You’ll need to gather funds quickly to pursue these options. Evaluate whether you can realistically afford future car expenses before deciding.
What Happens in the Repossession Process?
When you miss loan payments, the lender can hire a repossession company to take your car without warning. Agents may take vehicles from driveways or public parking lots when unlocked. They cannot breach the peace by forcing entry into locked locations.
Once repossessed, the lender can either keep the car or sell it to recoup losses. They must notify you of intentions to sell. You may receive:
- Acceleration Notice: Lender informs you the loan is in default and they intend to sell the vehicle. You’d have to pay the balance to stop auction.
- Opportunity to Cure Notice: Outlines the steps and deadline for you to redeem the vehicle and avoid sale.

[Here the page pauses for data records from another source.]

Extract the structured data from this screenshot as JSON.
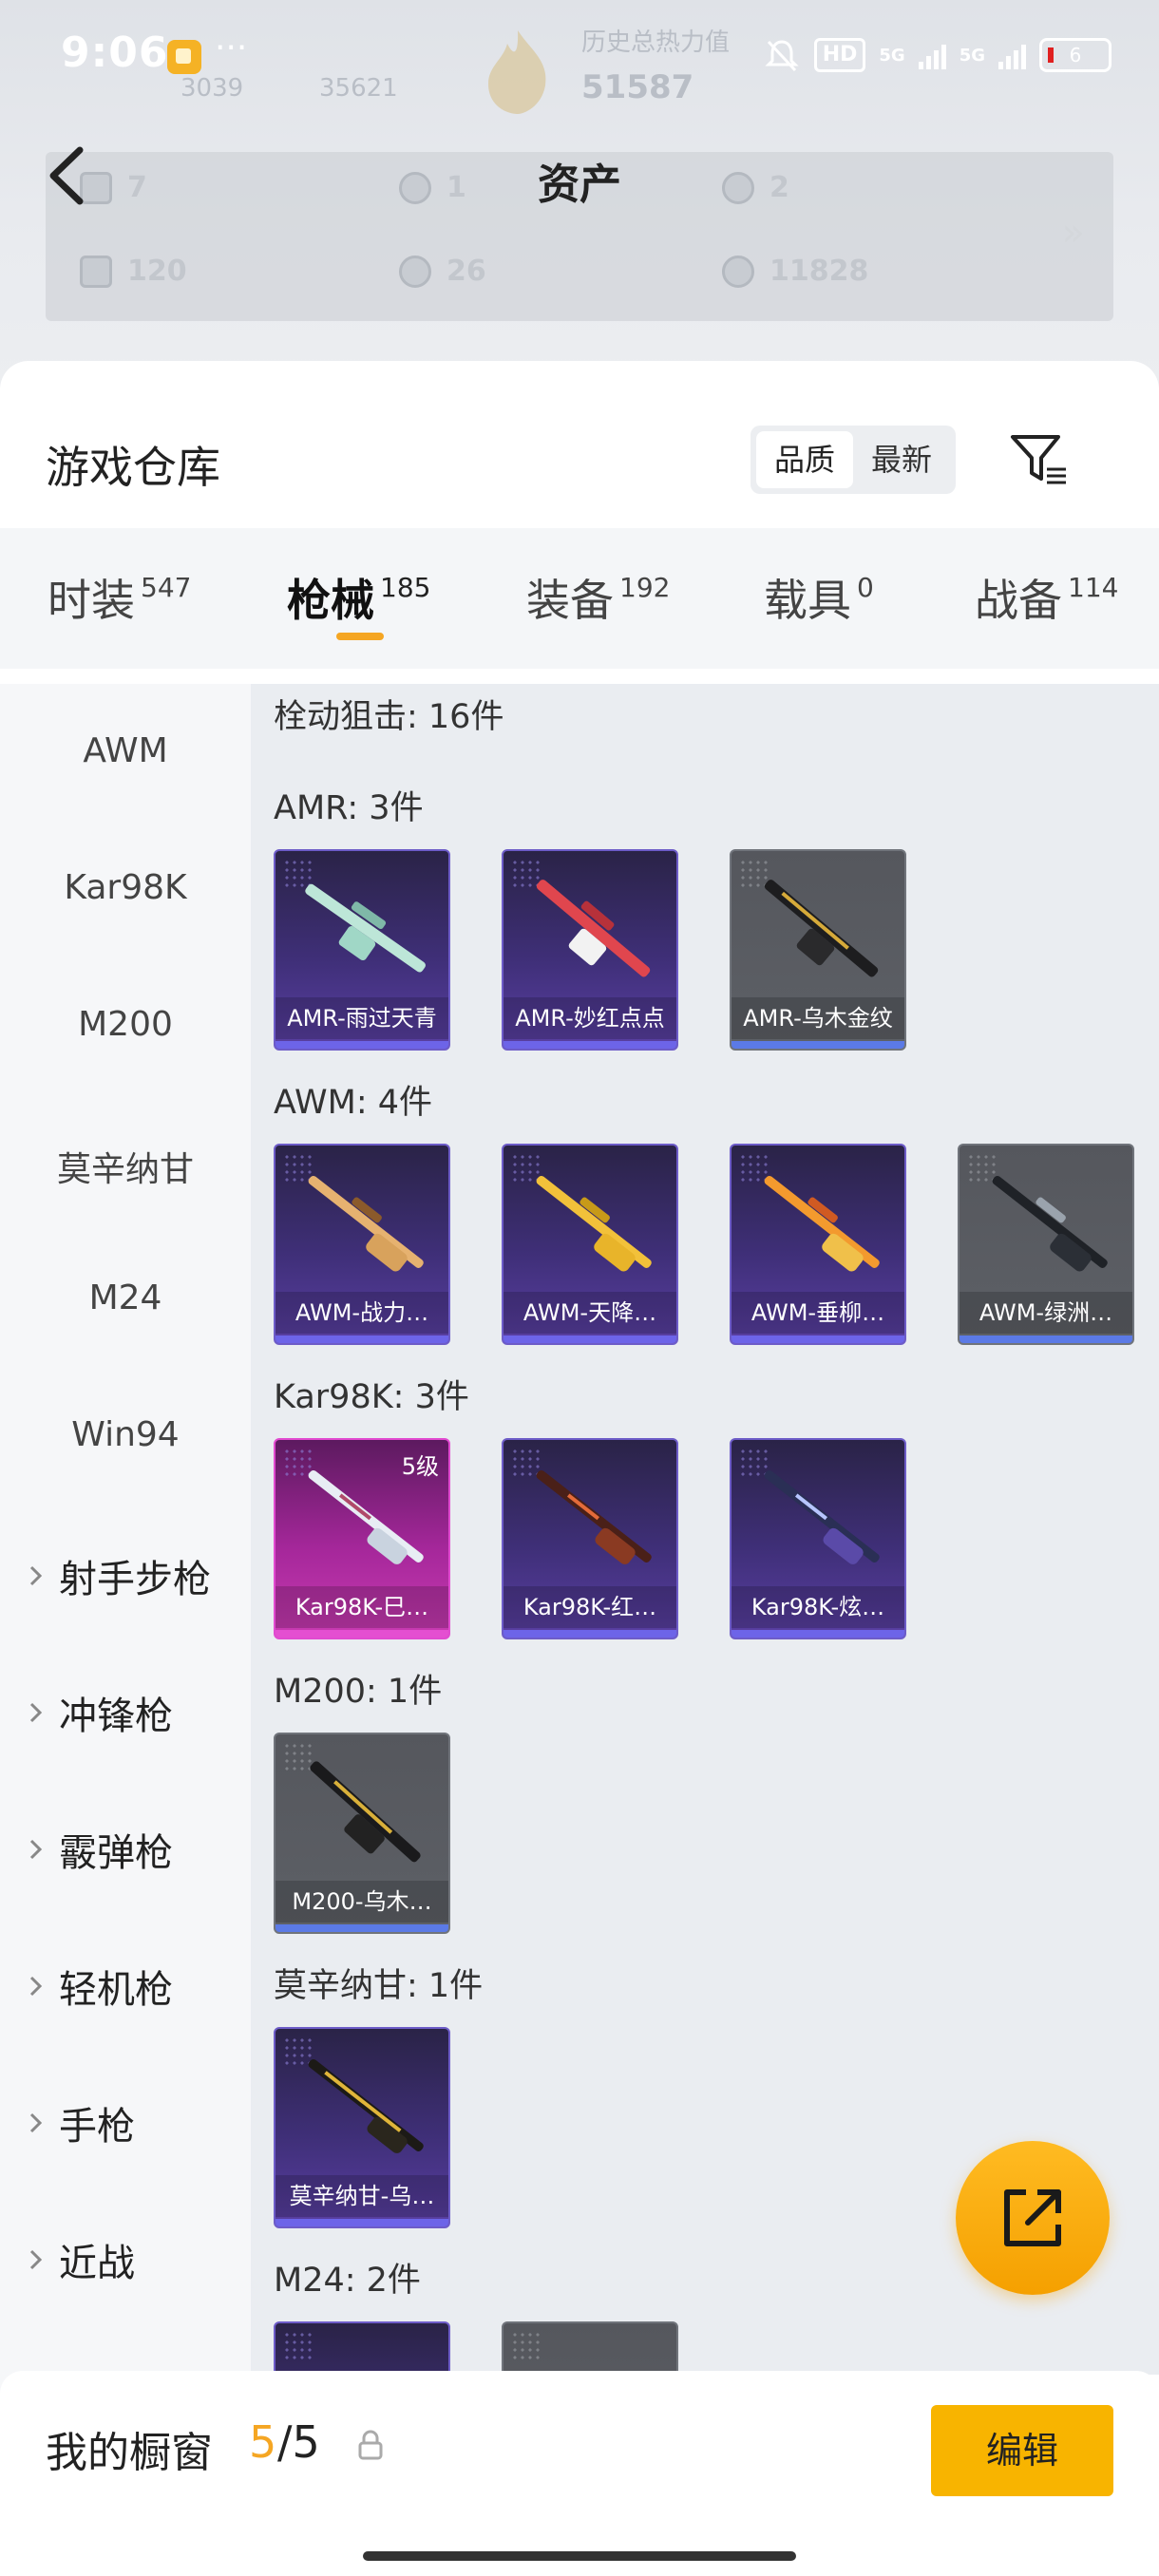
{
  "status_bar": {
    "time": "9:06",
    "more": "···",
    "hd": "HD",
    "net1": "5G",
    "net2": "5G",
    "battery": "6"
  },
  "header": {
    "title": "资产",
    "faded_top": {
      "label": "历史总热力值",
      "value": "51587",
      "v1": "3039",
      "v2": "35621"
    },
    "assets": [
      {
        "value": "7"
      },
      {
        "value": "1"
      },
      {
        "value": "2"
      },
      {
        "value": "120"
      },
      {
        "value": "26"
      },
      {
        "value": "11828"
      }
    ],
    "more_arrow": "»"
  },
  "warehouse": {
    "title": "游戏仓库",
    "sort_options": [
      "品质",
      "最新"
    ],
    "active_sort": "品质"
  },
  "tabs": [
    {
      "label": "时装",
      "count": "547"
    },
    {
      "label": "枪械",
      "count": "185"
    },
    {
      "label": "装备",
      "count": "192"
    },
    {
      "label": "载具",
      "count": "0"
    },
    {
      "label": "战备",
      "count": "114"
    }
  ],
  "sidebar": {
    "items": [
      "AWM",
      "Kar98K",
      "M200",
      "莫辛纳甘",
      "M24",
      "Win94"
    ],
    "groups": [
      "射手步枪",
      "冲锋枪",
      "霰弹枪",
      "轻机枪",
      "手枪",
      "近战"
    ]
  },
  "content": {
    "category_header": "栓动狙击: 16件",
    "sections": [
      {
        "label": "AMR: 3件",
        "items": [
          {
            "name": "AMR-雨过天青",
            "style": "purple"
          },
          {
            "name": "AMR-妙红点点",
            "style": "purple"
          },
          {
            "name": "AMR-乌木金纹",
            "style": "grey"
          }
        ]
      },
      {
        "label": "AWM: 4件",
        "items": [
          {
            "name": "AWM-战力…",
            "style": "purple"
          },
          {
            "name": "AWM-天降…",
            "style": "purple"
          },
          {
            "name": "AWM-垂柳…",
            "style": "purple"
          },
          {
            "name": "AWM-绿洲…",
            "style": "grey"
          }
        ]
      },
      {
        "label": "Kar98K: 3件",
        "items": [
          {
            "name": "Kar98K-巳…",
            "style": "pink",
            "level": "5级"
          },
          {
            "name": "Kar98K-红…",
            "style": "purple"
          },
          {
            "name": "Kar98K-炫…",
            "style": "purple"
          }
        ]
      },
      {
        "label": "M200: 1件",
        "items": [
          {
            "name": "M200-乌木…",
            "style": "grey"
          }
        ]
      },
      {
        "label": "莫辛纳甘: 1件",
        "items": [
          {
            "name": "莫辛纳甘-乌…",
            "style": "purple"
          }
        ]
      },
      {
        "label": "M24: 2件",
        "items": [
          {
            "name": "",
            "style": "purple"
          },
          {
            "name": "",
            "style": "grey"
          }
        ]
      }
    ]
  },
  "bottom": {
    "title": "我的橱窗",
    "current": "5",
    "separator_total": "/5",
    "edit_label": "编辑"
  },
  "colors": {
    "accent": "#f5a623",
    "edit_button": "#f8b400",
    "tile_purple": "#3f2f78",
    "tile_grey": "#5d6066",
    "tile_pink": "#a5279a"
  }
}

- Sales Notice: Provides auction time/place if sold publicly or sale date if private party.
Repossession Costs to Understand
If your car gets repossessed and sold, you may still owe additional money, known as a “deficiency balance.” This includes:
- Remaining loan balance
- Missed payments
- Repossession costs like towing/storage
- Interest and late fees
The lender might also charge off remaining deficiency balances owed or engage collections agencies. This can severely hurt your credit if unpaid.
Getting Personal Property Back After Repossession
Check your state’s laws regarding reclaiming personal possessions left inside repossessed vehicles. Most states require reasonable, cost-free access but some enable storage fees.
Follow these steps:
- Inventory: Make a detailed list of items left inside with values
- Contact Lender: Ask about process for retrieving personal belongings
- Schedule Pickup: Arrange date/time to get your items
- Inspect Condition: Note any damage to possessions when collected
What Are Your Rights in Repossession?
Laws prohibit repossession agents from using physical threats/force. Other protections include:
- Cannot take items inside the vehicle as compensation
- Must inventory and allow retrieval of personal property
- Forced entry into locked locations is illegal
- Damage/harm to property during repossession may warrant compensation
If you believe your rights were violated, consult consumer protection resources.

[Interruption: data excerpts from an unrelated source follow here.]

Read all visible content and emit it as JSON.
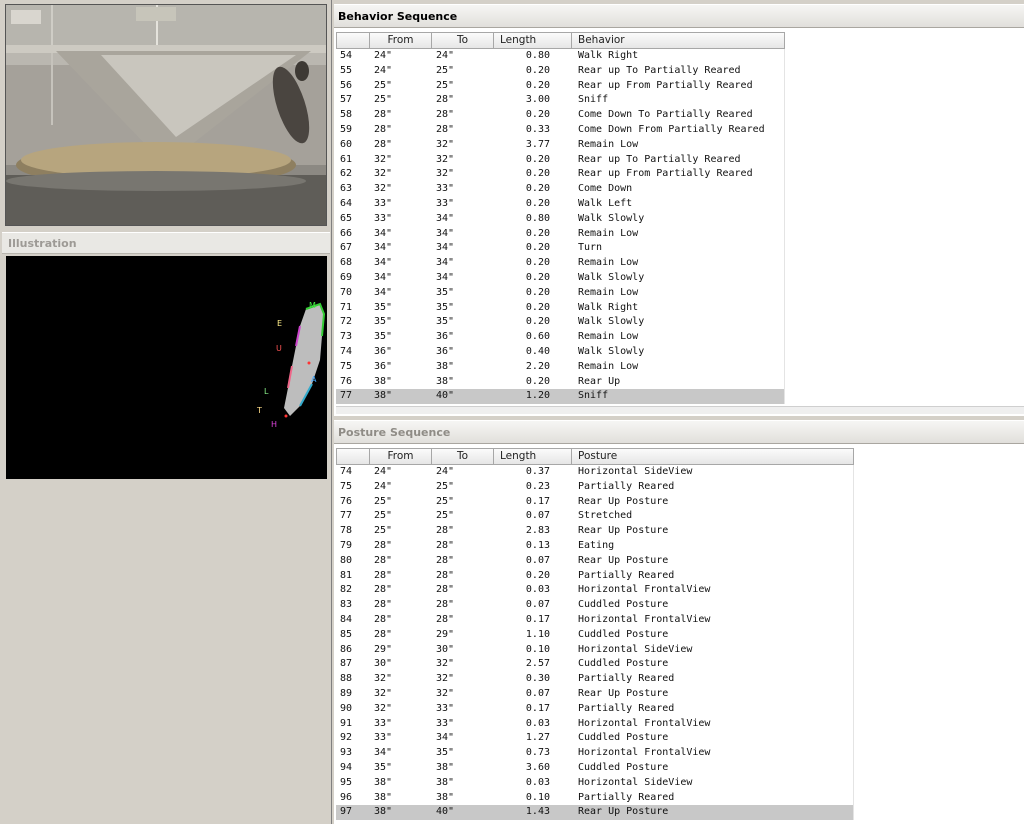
{
  "illustration": {
    "title": "Illustration",
    "point_labels": [
      "M",
      "E",
      "U",
      "L",
      "A",
      "T",
      "H"
    ]
  },
  "behavior": {
    "title": "Behavior Sequence",
    "columns": [
      "",
      "From",
      "To",
      "Length",
      "Behavior"
    ],
    "rows": [
      [
        "54",
        "24\"",
        "24\"",
        "0.80",
        "Walk Right"
      ],
      [
        "55",
        "24\"",
        "25\"",
        "0.20",
        "Rear up To Partially Reared"
      ],
      [
        "56",
        "25\"",
        "25\"",
        "0.20",
        "Rear up From Partially Reared"
      ],
      [
        "57",
        "25\"",
        "28\"",
        "3.00",
        "Sniff"
      ],
      [
        "58",
        "28\"",
        "28\"",
        "0.20",
        "Come Down To Partially Reared"
      ],
      [
        "59",
        "28\"",
        "28\"",
        "0.33",
        "Come Down From Partially Reared"
      ],
      [
        "60",
        "28\"",
        "32\"",
        "3.77",
        "Remain Low"
      ],
      [
        "61",
        "32\"",
        "32\"",
        "0.20",
        "Rear up To Partially Reared"
      ],
      [
        "62",
        "32\"",
        "32\"",
        "0.20",
        "Rear up From Partially Reared"
      ],
      [
        "63",
        "32\"",
        "33\"",
        "0.20",
        "Come Down"
      ],
      [
        "64",
        "33\"",
        "33\"",
        "0.20",
        "Walk Left"
      ],
      [
        "65",
        "33\"",
        "34\"",
        "0.80",
        "Walk Slowly"
      ],
      [
        "66",
        "34\"",
        "34\"",
        "0.20",
        "Remain Low"
      ],
      [
        "67",
        "34\"",
        "34\"",
        "0.20",
        "Turn"
      ],
      [
        "68",
        "34\"",
        "34\"",
        "0.20",
        "Remain Low"
      ],
      [
        "69",
        "34\"",
        "34\"",
        "0.20",
        "Walk Slowly"
      ],
      [
        "70",
        "34\"",
        "35\"",
        "0.20",
        "Remain Low"
      ],
      [
        "71",
        "35\"",
        "35\"",
        "0.20",
        "Walk Right"
      ],
      [
        "72",
        "35\"",
        "35\"",
        "0.20",
        "Walk Slowly"
      ],
      [
        "73",
        "35\"",
        "36\"",
        "0.60",
        "Remain Low"
      ],
      [
        "74",
        "36\"",
        "36\"",
        "0.40",
        "Walk Slowly"
      ],
      [
        "75",
        "36\"",
        "38\"",
        "2.20",
        "Remain Low"
      ],
      [
        "76",
        "38\"",
        "38\"",
        "0.20",
        "Rear Up"
      ],
      [
        "77",
        "38\"",
        "40\"",
        "1.20",
        "Sniff"
      ]
    ],
    "selected_row": 23
  },
  "posture": {
    "title": "Posture Sequence",
    "columns": [
      "",
      "From",
      "To",
      "Length",
      "Posture"
    ],
    "rows": [
      [
        "74",
        "24\"",
        "24\"",
        "0.37",
        "Horizontal SideView"
      ],
      [
        "75",
        "24\"",
        "25\"",
        "0.23",
        "Partially Reared"
      ],
      [
        "76",
        "25\"",
        "25\"",
        "0.17",
        "Rear Up Posture"
      ],
      [
        "77",
        "25\"",
        "25\"",
        "0.07",
        "Stretched"
      ],
      [
        "78",
        "25\"",
        "28\"",
        "2.83",
        "Rear Up Posture"
      ],
      [
        "79",
        "28\"",
        "28\"",
        "0.13",
        "Eating"
      ],
      [
        "80",
        "28\"",
        "28\"",
        "0.07",
        "Rear Up Posture"
      ],
      [
        "81",
        "28\"",
        "28\"",
        "0.20",
        "Partially Reared"
      ],
      [
        "82",
        "28\"",
        "28\"",
        "0.03",
        "Horizontal FrontalView"
      ],
      [
        "83",
        "28\"",
        "28\"",
        "0.07",
        "Cuddled Posture"
      ],
      [
        "84",
        "28\"",
        "28\"",
        "0.17",
        "Horizontal FrontalView"
      ],
      [
        "85",
        "28\"",
        "29\"",
        "1.10",
        "Cuddled Posture"
      ],
      [
        "86",
        "29\"",
        "30\"",
        "0.10",
        "Horizontal SideView"
      ],
      [
        "87",
        "30\"",
        "32\"",
        "2.57",
        "Cuddled Posture"
      ],
      [
        "88",
        "32\"",
        "32\"",
        "0.30",
        "Partially Reared"
      ],
      [
        "89",
        "32\"",
        "32\"",
        "0.07",
        "Rear Up Posture"
      ],
      [
        "90",
        "32\"",
        "33\"",
        "0.17",
        "Partially Reared"
      ],
      [
        "91",
        "33\"",
        "33\"",
        "0.03",
        "Horizontal FrontalView"
      ],
      [
        "92",
        "33\"",
        "34\"",
        "1.27",
        "Cuddled Posture"
      ],
      [
        "93",
        "34\"",
        "35\"",
        "0.73",
        "Horizontal FrontalView"
      ],
      [
        "94",
        "35\"",
        "38\"",
        "3.60",
        "Cuddled Posture"
      ],
      [
        "95",
        "38\"",
        "38\"",
        "0.03",
        "Horizontal SideView"
      ],
      [
        "96",
        "38\"",
        "38\"",
        "0.10",
        "Partially Reared"
      ],
      [
        "97",
        "38\"",
        "40\"",
        "1.43",
        "Rear Up Posture"
      ]
    ],
    "selected_row": 23
  }
}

Alternatives to Repossession
If you’re struggling with payments, immediately contact your lender explaining the situation. Possibilities to avoid repossession include:
- Payment plan modifications or deferments
- Partial lump-sum payments
- Loan restructuring with lower monthly costs
- Refinancing approval contingencies
Voluntary repossession (Giving the car back) is also an option, but it still damages your credit. Try all alternatives before resorting to voluntary repossession.
Improving Your Credit After Repossession
A repossession stays on your credit report for up to 7 years. To recover, focus on:
- Making all other payments on time
- Paying down debts swiftly
- Limiting new credit accounts opened
- Disputed any errors on your credit report
This steady financial commitment over time will help improve your credit standing so that your scores will rebound faster when the repossession falls off your profile in the future.

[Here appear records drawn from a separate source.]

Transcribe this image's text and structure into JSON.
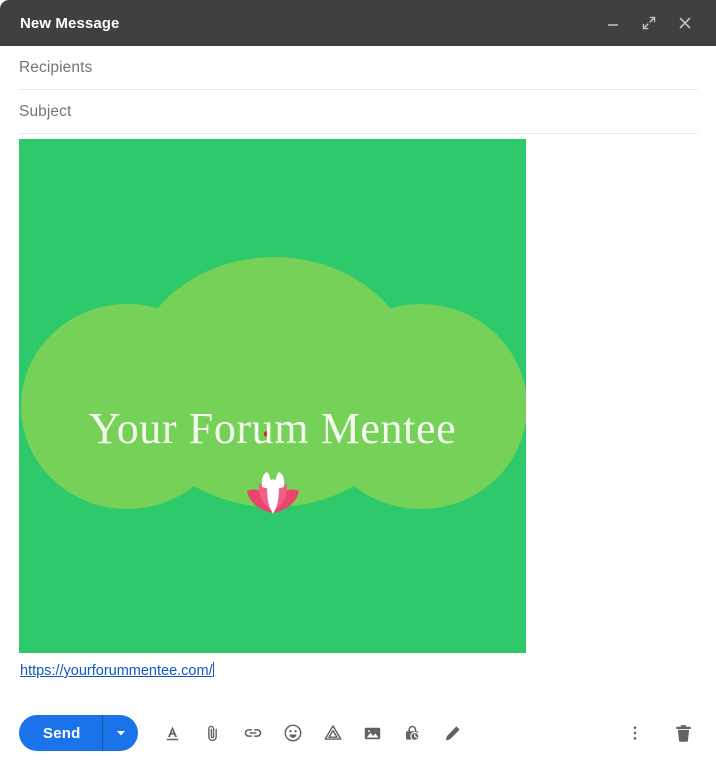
{
  "window": {
    "title": "New Message",
    "controls": [
      {
        "name": "minimize-button",
        "icon": "minimize-icon",
        "label": "Minimize"
      },
      {
        "name": "expand-button",
        "icon": "expand-icon",
        "label": "Full screen"
      },
      {
        "name": "close-button",
        "icon": "close-icon",
        "label": "Save & close"
      }
    ]
  },
  "fields": {
    "recipients": {
      "label": "Recipients",
      "value": "",
      "placeholder": "Recipients"
    },
    "subject": {
      "label": "Subject",
      "value": "",
      "placeholder": "Subject"
    }
  },
  "body": {
    "banner": {
      "title": "Your Forum Mentee",
      "background_color": "#2dc96b",
      "cloud_color": "#76d158",
      "title_color": "#f3f9ec",
      "dot_color": "#dd1111",
      "flower_colors": {
        "petal": "#e8456f",
        "petal_light": "#f386a6",
        "center": "#ffffff"
      }
    },
    "link": {
      "text": "https://yourforummentee.com/",
      "color": "#1155cc"
    }
  },
  "toolbar": {
    "send_label": "Send",
    "send_color": "#1a73e8",
    "send_options_icon": "chevron-down-icon",
    "tools": [
      {
        "name": "formatting-options-button",
        "icon": "format-text-icon",
        "label": "Formatting options"
      },
      {
        "name": "attach-files-button",
        "icon": "paperclip-icon",
        "label": "Attach files"
      },
      {
        "name": "insert-link-button",
        "icon": "link-icon",
        "label": "Insert link"
      },
      {
        "name": "insert-emoji-button",
        "icon": "emoji-icon",
        "label": "Insert emoji"
      },
      {
        "name": "insert-drive-file-button",
        "icon": "drive-icon",
        "label": "Insert files using Drive"
      },
      {
        "name": "insert-photo-button",
        "icon": "image-icon",
        "label": "Insert photo"
      },
      {
        "name": "confidential-mode-button",
        "icon": "lock-clock-icon",
        "label": "Toggle confidential mode"
      },
      {
        "name": "insert-signature-button",
        "icon": "pen-icon",
        "label": "Insert signature"
      }
    ],
    "right_tools": [
      {
        "name": "more-options-button",
        "icon": "more-vertical-icon",
        "label": "More options"
      },
      {
        "name": "discard-draft-button",
        "icon": "trash-icon",
        "label": "Discard draft"
      }
    ]
  }
}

Recovering a repossessed car requires swift action on your part, but can be done if you understand the process fully. Be aware of the consumer rights protections in your state, recognize any additional costs you may owe, and carefully consider all options for getting your vehicle back or paying outstanding debts.
Speaking with a financial advisor or consumer attorney would also be something I highly recommend if you can afford it.